Yo-Yo Ma’s multi-faceted career is testament to his enduring belief in culture’s power to generate trust and understanding. Whether performing new or familiar works from the cello repertoire, collaborating with communities and institutions to explore culture’s role in society, or engaging unexpected musical forms, Yo-Yo strives to foster connections that stimulate the imagination and reinforce our humanity.
In 2018, Yo-Yo set out to perform Johann Sebastian Bach’s six suites for solo cello in one sitting in 36 locations around the world that encompass our cultural heritage, our current creativity, and the challenges of peace and understanding that will shape our future. And last year, he began a new journey to explore the many ways in which culture connects us to the natural world. Over the next several years, Yo-Yo will visit places that epitomize nature’s potential to move the human soul, creating collaborative works of art and convening conversations that seek to strengthen our relationship to our planet and to each other.
Both endeavors continue Yo-Yo’s lifelong commitment to stretching the boundaries of genre and tradition to explore how music not only expresses and creates meaning, but also helps us to imagine and build a stronger society and a better future.

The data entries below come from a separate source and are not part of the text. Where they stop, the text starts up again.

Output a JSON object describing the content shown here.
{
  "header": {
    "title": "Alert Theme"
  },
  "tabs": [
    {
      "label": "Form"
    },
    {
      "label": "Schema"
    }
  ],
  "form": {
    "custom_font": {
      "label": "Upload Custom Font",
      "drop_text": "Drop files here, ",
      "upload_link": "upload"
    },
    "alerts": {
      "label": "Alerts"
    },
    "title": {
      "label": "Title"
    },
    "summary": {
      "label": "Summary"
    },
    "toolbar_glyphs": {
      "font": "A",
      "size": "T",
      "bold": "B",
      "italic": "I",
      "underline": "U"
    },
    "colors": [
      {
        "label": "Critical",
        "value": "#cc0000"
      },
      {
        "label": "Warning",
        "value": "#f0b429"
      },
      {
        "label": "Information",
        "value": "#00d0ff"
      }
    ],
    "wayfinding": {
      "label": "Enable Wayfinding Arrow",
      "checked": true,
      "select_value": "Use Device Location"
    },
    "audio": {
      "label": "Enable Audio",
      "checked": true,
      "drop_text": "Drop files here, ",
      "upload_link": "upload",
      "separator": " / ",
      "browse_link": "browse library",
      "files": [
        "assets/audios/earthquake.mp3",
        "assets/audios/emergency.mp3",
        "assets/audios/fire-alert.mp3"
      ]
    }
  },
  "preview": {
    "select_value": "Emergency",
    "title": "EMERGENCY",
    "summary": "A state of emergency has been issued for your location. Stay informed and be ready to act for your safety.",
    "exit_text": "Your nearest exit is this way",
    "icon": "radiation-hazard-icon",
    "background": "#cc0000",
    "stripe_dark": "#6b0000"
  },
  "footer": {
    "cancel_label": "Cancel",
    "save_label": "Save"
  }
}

It was this belief that inspired Yo-Yo to establish Silkroad, a collective of artists from around the world who create music that engages their many traditions. Through his work with Silkroad, as well as throughout his career, Yo-Yo Ma has sought to expand the classical cello repertoire, premiering works by composers including Osvaldo Golijov, Leon Kirchner, Zhao Lin, Christopher Rouse, Esa-Pekka Salonen, Giovanni Sollima, Bright Sheng, Tan Dun, and John Williams.
In addition to his work as a performing artist, Yo-Yo has partnered with communities and institutions from Chicago to Guangzhou to develop programs that advocate for a more human-centered world. Among his many roles, Yo-Yo is a UN Messenger of Peace, the first artist ever appointed to the World Economic Forum’s board of trustees, and a member of the board of Nia Tero, the US-based nonprofit working in solidarity with Indigenous peoples and movements worldwide.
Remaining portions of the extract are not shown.